日本出発時の週間天気予報では、九賽溝は雨ときどき曇りであったが、メンバーの日ごろの行いがいいのか、二日とも晴天、好天気に見舞われ、その上水量も豊富とあって、ため息の出るようなシーンの連続であった。
成都に戻っての最終日は朝からの土砂降り。パンダ研究所のパンダも雨の日にはお顔をお見せにならないからと予定を変更して、総統府路の太平洋百貨店からイトーヨ―カ堂まで足をのばしてショッピングを楽しみ、同仁堂薬局で薬膳鍋の昼食となる。
ヨ―カ堂については市旅遊局の指示で不測の事態を避けるため、と一時Yさんも案内をたじろぐ場面もあったが、4月「反日」の発火点―日貨排斥ののろしが上がったところではあるが、あれからすでに2ヵ月半、物見遊山ではない、シッピングと説明、理解を求める場面もあった。
雨の店頭ではテントが張られ、キャンペーンガールがフランスの食前酒を勧めていた。周辺に数名のガードマンがいたが、入店者に雨傘用のポリ袋を配るのも手伝っていた。雨の食事時とあって、地下の食品売り場も大入り満員とはいえなかったが、日本風に試食を勧め、売り場では声を出して販売に力を入れていた。安いよ、安いなぁといいながらカゴに詰め込んでレジに並ぶ。
ヨ―カ堂さん、すこしは売り上げに協力しましたよ、がんばってください。
午後、杜甫草堂近くの百花譚公園を散策。
雨上がりのなか、亭のなかから胡弓の調べが流れ、覗き込むと市民の愛好家グループの練習のよう。突然、幸せなら手を叩こうの、メロディーがはじまり、われわれも合流して、手を叩き、足を踏みならす。リーダーが片言の日本語でよくいらっしゃいました、とあいさつ。ニーハオ!ニーハオ!メンバーの長老がやおら横笛をとりだし、わたしも知らない日本の曲を吹くと、胡弓のひとがこの調べを追いかける。拍手、拍手、再見、再見の声に送られて別れを告げる。

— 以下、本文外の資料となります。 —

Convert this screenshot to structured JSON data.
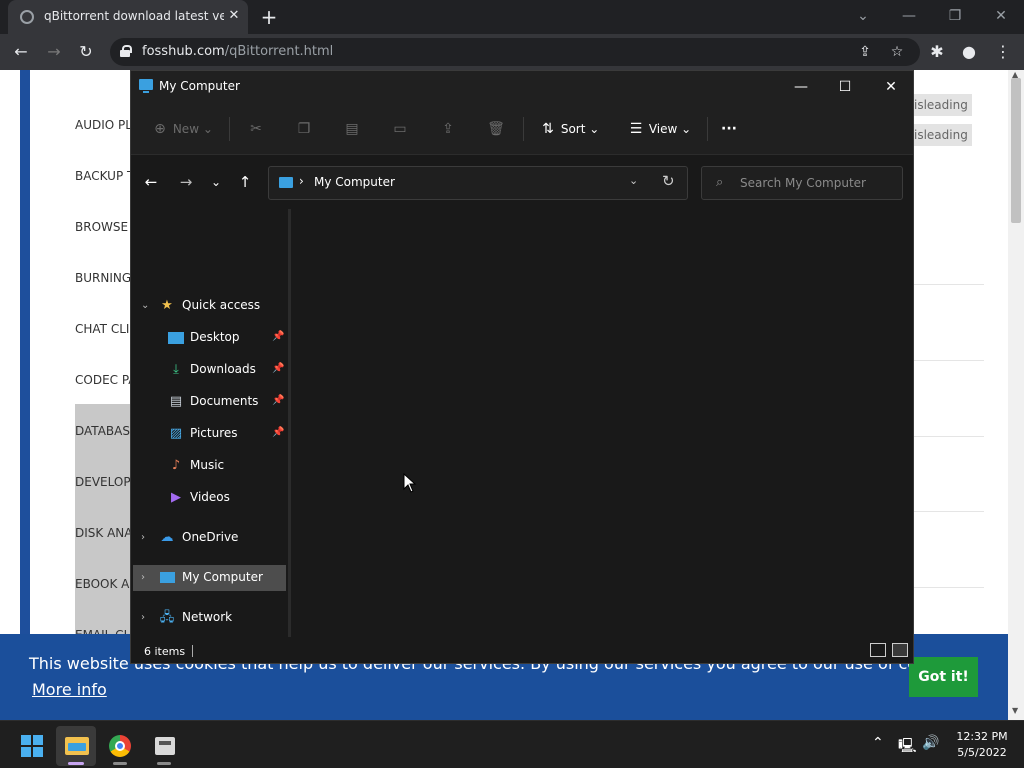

よかった、よかった、家族の反対を押し切って中国に来てよかった、と感動の声。
上海浦東空港から関空へのMU機は満席(日本人乗客は3分の一くらいか)、九賽溝では日本人観光客はまだらであったが、ビジネスの往来はもどっている。「経熱」結構、不離付則の日中の経済関係は、「靖国」には負けない。